I hope you don't have a mutant and that it is just "weird". . . . :o)
I've already had a few baby squash withering low on the stalks of all the squash … usually happens with high heat of near 100. We've had only a few days of such instead of the weeks of high temps. Completely the flip of what you folks have endured in the midwest (I'm really sorry!). Am bettin' that each of you have had record heat which, from my usual past experience in hot CA, kills summer squash or weakens the poor things so the bugs or, ick, powdery mildew finds 'em. Rarely do they make into September here unless one can plant a fresh batch and get the seedling through the heat. Planting them late was taking a chance.

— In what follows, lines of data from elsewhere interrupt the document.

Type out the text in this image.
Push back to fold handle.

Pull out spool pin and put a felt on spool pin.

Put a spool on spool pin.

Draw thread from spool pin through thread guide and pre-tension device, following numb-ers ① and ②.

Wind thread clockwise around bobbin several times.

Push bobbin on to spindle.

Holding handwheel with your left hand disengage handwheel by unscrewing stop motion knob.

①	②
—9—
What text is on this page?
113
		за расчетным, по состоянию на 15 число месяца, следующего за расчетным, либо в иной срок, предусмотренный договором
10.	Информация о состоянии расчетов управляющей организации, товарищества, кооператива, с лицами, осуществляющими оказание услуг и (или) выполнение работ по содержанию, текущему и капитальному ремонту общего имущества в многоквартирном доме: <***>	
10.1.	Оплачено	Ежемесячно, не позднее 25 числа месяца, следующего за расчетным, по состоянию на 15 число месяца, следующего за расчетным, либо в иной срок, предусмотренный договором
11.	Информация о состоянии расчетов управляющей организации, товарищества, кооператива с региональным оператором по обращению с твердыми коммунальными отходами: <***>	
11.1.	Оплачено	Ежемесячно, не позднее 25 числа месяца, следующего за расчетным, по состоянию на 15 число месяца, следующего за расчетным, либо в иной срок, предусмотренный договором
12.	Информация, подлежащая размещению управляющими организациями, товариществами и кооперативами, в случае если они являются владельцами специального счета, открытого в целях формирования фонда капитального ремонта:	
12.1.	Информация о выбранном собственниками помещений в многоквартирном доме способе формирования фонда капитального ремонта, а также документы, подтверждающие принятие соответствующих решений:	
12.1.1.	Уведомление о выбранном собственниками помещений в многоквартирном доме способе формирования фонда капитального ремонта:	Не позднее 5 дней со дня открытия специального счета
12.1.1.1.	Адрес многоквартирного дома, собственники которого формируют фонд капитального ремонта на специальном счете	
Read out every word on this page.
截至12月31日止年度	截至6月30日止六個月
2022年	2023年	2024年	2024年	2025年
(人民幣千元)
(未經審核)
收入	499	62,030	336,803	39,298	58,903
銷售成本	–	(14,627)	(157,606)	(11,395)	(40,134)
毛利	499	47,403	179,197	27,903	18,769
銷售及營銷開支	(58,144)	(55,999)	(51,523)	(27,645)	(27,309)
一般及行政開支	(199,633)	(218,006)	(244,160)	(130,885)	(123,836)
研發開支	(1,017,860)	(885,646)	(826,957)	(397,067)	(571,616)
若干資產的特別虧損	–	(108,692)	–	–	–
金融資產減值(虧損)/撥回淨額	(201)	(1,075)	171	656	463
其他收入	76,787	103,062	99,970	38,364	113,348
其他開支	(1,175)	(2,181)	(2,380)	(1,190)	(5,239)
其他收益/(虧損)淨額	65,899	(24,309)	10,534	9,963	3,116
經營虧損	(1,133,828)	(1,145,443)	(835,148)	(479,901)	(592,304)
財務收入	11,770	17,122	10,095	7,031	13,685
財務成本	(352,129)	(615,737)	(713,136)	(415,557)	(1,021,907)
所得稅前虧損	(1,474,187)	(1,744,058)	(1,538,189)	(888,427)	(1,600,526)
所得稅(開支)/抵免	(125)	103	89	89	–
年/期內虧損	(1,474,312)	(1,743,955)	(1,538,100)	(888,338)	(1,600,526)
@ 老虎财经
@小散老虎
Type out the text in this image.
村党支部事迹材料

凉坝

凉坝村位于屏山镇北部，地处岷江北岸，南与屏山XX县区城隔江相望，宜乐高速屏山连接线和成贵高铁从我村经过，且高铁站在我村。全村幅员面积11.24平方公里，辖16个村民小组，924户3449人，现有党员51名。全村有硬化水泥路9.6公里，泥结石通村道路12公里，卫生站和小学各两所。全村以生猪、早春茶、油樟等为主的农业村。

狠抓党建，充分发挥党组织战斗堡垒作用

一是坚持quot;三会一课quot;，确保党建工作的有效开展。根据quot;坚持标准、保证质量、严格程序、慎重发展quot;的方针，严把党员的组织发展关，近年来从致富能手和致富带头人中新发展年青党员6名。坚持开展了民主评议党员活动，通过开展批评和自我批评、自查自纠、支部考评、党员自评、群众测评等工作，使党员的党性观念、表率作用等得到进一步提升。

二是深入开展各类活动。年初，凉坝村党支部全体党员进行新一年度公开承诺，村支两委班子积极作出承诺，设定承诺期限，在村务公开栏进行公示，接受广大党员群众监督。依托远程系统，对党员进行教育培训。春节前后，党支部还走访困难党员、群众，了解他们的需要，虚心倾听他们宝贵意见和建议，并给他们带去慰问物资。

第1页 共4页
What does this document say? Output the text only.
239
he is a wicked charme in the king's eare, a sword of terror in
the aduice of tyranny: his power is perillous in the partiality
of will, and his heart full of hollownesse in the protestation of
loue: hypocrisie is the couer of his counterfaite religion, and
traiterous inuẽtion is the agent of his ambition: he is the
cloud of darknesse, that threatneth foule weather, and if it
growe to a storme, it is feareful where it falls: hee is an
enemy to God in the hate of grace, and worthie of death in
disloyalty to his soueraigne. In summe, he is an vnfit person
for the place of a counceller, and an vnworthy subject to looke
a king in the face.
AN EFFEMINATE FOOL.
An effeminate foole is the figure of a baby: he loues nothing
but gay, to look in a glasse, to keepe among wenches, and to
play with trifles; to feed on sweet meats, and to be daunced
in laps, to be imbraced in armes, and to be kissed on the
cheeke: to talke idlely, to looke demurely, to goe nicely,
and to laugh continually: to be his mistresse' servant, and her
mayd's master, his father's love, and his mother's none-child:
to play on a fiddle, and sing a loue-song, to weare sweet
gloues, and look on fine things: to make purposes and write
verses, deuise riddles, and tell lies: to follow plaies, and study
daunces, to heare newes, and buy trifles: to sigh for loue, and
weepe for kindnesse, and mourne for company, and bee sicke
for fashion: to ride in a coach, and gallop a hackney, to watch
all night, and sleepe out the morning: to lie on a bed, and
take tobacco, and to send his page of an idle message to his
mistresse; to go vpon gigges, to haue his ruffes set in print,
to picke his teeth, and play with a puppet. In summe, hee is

My mutant bush looks quite healthy thanks to our unusually mild summer (lots of mid-80 temps), but the female blooms are simply wierd and new leaves are growing in twisted whirls. No bugs present so doubt there's a disease. Just plain odd!
8:34 am
October 10, 2009
OfflineNo mutant squash here but the new pickling cucumber seeds purchased this spring are devouring the yard (along with acorn and butternut) and are starting to set on what appears to be butternut squash. What's up with that? Zucchini and yellow squash are producing at a prodigious rate, eaten, given away, and now dehydrating.
Update on the mutant scallop squash: the one bush is actually beginning to produce baby squash but in odd bundles of baby squash, male flowers and leaves in crooked elbows of large leaf stems. Some of the baby squash is embedded in the base of its own flower. The poor thing appears gender-confused as to what the blooms should do. Its sister bush (I have two growing) is growing relatively normal scallop squash on the main stems with the occasional long stem male flower showing a heavy base suspiciously shaped like a baby scallop. Otherwise the two plants are huge!
As soon as I retrieve the camera from daughter, I'm going to attempt cutting off one of these odd stems for a close up picture. This may be one pack of seeds I'll forgo keeping for next year although its been quite the intrigue this year despite the low production.